Jk hit it with the glide vs. walk the dog. I will add onto the slashbait and jerkbait. The slashbait you are supposed to fish more aggresively and faster than normal jerkbaits. These are also called "rip baits," not only because you can "rip" them out of the grass, but just "rip" them in the water (jerking really hard). Because of this, they are given more of a streamlined body to help cut down on water resistance. A typical jerkbait tends to have a body that attracts water resistance more, and is designed to be fished more subtly, whether you gently twitch it, or fish it at a medium cadence.
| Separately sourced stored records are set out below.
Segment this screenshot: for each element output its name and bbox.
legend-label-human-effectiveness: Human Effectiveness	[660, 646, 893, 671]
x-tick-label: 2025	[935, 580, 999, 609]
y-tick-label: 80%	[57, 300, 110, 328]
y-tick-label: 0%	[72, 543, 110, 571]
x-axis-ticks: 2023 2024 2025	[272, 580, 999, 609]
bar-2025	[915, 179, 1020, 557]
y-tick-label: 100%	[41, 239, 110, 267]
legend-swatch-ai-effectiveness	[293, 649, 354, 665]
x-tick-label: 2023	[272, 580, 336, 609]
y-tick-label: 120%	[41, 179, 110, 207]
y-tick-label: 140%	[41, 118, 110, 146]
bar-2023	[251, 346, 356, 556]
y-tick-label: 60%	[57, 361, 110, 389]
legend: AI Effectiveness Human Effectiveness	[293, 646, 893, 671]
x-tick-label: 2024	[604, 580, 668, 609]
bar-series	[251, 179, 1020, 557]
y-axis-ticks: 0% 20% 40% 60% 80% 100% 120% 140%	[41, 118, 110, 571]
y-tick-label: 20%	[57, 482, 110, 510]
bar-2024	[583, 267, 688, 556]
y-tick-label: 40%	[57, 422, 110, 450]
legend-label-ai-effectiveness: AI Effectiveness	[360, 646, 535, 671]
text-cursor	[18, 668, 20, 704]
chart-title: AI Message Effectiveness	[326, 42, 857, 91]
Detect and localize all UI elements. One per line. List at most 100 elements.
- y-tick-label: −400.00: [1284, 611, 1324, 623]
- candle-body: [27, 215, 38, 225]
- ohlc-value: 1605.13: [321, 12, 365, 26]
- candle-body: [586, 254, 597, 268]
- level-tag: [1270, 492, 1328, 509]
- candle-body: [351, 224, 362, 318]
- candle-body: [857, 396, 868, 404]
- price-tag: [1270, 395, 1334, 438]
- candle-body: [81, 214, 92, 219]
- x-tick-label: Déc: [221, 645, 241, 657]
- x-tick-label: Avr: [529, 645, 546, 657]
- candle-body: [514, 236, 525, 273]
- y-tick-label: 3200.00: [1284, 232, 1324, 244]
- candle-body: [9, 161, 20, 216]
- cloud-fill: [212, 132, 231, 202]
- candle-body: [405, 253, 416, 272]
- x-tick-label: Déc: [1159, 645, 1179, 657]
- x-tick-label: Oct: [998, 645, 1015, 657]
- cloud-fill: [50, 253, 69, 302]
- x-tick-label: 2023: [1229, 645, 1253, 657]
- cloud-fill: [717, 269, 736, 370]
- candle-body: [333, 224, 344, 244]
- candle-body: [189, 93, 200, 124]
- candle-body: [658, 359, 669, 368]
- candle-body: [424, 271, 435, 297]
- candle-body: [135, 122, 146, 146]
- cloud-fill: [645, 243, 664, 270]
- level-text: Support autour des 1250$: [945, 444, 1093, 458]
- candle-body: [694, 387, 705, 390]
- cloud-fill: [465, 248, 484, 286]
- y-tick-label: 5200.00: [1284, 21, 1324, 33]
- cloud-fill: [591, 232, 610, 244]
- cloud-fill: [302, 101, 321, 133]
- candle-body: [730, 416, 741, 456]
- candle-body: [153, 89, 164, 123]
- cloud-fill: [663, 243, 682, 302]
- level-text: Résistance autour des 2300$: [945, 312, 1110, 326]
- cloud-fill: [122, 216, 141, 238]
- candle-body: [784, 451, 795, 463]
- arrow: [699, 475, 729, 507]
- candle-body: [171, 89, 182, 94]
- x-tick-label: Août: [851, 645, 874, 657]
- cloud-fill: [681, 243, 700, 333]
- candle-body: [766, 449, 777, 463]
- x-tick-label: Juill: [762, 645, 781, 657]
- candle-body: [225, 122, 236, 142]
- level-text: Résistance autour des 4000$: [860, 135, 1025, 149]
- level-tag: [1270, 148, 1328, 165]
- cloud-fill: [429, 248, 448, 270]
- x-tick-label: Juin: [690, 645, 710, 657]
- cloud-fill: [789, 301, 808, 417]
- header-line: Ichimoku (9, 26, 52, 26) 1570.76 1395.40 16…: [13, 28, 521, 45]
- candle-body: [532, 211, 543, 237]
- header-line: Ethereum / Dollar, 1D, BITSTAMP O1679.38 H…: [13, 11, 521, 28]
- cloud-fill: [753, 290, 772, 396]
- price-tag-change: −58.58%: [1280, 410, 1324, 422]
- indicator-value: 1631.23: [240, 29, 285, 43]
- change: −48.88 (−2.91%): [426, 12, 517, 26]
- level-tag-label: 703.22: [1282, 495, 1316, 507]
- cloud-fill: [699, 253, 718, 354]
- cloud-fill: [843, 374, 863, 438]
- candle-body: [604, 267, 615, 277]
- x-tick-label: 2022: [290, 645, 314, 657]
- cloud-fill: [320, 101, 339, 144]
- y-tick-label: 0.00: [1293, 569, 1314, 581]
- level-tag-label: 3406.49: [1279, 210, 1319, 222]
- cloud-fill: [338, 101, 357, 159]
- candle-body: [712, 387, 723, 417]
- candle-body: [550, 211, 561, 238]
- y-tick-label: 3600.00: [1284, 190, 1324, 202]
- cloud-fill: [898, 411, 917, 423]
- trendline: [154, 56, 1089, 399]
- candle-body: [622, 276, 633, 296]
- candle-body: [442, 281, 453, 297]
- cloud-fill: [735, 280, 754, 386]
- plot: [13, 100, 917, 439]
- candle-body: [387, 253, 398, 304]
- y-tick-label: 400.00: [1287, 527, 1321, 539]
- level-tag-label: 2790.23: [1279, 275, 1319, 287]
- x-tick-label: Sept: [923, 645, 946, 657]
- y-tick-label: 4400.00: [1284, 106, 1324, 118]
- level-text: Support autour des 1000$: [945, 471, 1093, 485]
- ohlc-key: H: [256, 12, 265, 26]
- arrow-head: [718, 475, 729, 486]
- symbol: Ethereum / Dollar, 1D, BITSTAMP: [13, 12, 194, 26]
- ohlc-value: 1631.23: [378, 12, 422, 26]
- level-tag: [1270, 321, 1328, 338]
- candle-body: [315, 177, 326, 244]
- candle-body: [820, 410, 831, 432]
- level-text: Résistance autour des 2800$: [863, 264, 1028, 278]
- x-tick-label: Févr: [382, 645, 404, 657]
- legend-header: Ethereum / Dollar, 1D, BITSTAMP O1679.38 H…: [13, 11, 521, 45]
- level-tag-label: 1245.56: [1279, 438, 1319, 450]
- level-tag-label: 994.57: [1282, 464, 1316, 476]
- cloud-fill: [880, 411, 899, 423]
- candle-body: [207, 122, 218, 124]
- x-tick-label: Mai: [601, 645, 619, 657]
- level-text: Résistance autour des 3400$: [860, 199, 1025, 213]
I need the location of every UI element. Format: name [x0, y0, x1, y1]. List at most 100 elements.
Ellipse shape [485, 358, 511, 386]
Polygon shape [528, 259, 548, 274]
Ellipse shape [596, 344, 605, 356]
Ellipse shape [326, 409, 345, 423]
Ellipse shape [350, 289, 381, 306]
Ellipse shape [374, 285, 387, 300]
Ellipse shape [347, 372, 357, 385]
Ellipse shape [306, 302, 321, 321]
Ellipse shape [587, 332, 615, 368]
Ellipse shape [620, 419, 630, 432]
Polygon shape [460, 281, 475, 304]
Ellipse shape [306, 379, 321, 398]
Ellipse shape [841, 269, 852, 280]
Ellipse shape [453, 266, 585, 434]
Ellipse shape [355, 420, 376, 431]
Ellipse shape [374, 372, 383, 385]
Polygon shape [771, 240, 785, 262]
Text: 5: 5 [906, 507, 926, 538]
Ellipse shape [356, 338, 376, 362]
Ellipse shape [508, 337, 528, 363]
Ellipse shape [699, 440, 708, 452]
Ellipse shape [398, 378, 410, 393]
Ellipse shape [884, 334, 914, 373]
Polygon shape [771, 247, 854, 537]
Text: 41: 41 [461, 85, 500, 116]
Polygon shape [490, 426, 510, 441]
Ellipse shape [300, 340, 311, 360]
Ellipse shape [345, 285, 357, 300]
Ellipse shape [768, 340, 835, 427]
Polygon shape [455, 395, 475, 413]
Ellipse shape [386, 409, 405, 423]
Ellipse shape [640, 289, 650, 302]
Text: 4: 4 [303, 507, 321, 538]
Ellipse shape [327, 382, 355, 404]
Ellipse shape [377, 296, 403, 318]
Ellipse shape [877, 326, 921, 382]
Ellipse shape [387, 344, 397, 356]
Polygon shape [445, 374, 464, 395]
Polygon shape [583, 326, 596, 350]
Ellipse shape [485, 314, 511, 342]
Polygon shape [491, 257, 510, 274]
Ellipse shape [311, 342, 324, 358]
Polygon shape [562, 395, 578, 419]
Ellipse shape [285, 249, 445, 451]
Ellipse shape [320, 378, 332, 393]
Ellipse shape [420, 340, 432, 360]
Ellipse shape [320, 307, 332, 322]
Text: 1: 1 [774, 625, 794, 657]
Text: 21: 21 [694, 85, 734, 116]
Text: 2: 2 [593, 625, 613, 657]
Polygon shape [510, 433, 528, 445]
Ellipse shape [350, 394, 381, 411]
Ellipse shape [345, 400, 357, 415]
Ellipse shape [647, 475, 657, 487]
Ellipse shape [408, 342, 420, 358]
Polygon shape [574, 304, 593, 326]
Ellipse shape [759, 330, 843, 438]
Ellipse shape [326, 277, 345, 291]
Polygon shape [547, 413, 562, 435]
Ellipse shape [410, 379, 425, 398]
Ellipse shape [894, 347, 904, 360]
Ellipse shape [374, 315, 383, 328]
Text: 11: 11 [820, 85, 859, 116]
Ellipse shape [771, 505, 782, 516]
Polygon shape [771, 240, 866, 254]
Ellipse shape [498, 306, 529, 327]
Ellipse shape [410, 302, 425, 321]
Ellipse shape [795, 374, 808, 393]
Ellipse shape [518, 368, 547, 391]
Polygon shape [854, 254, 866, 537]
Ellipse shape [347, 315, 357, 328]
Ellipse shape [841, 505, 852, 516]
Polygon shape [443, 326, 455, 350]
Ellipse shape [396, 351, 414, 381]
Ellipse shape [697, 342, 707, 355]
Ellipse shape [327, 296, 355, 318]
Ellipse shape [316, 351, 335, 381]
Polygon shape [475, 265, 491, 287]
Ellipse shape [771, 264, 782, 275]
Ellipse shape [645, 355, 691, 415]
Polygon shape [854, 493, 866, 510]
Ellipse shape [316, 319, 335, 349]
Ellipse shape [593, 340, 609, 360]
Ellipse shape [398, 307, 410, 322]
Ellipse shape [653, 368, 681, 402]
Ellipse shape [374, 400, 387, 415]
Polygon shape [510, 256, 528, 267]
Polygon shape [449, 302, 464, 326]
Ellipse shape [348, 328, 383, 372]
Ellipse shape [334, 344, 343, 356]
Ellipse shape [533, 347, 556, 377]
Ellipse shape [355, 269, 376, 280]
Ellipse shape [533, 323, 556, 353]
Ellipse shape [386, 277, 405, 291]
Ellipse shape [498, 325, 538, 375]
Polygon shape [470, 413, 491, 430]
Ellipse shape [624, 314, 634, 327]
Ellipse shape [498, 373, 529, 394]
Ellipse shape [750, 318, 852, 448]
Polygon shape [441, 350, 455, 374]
But a slashbait would not be as good of a choice for suspended bass in cold water. The typical jerkbait would have more finesse.


----------



## slim357 (Feb 20, 2008)

what about the slash shad x-raps to me they look like the same thing as there other cranks but with the feathered back hook


----------



## jkbirocz (Feb 20, 2008)

Well I guess a x-rap shad is a deep diving slashing suspending crankbait. As far as I'm concerned its just a variation of a crankbait, so im gonna call it a crankbait. In my book there are still only poppers, pencil baits (spooks), jerkbaits, and crankbaits. Of course there are variations of each, but I don't sweat the details.


----------



## Captain Ahab (Feb 20, 2008)

jkbirocz said:


> Well I guess a x-rap shad is a deep diving slashing suspending crankbait. As far as I'm concerned its just a variation of a crankbait, so im gonna call it a crankbait. In my book there are still only poppers, pencil baits (spooks), jerkbaits, and crankbaits. Of course there are variations of each, but I don't sweat the details.



I am adopting this attitude - I was very concerned that Jake would taunt me if I failed to correctly ID my baits, now my mind is at ease :shock: 

THANK YOU


----------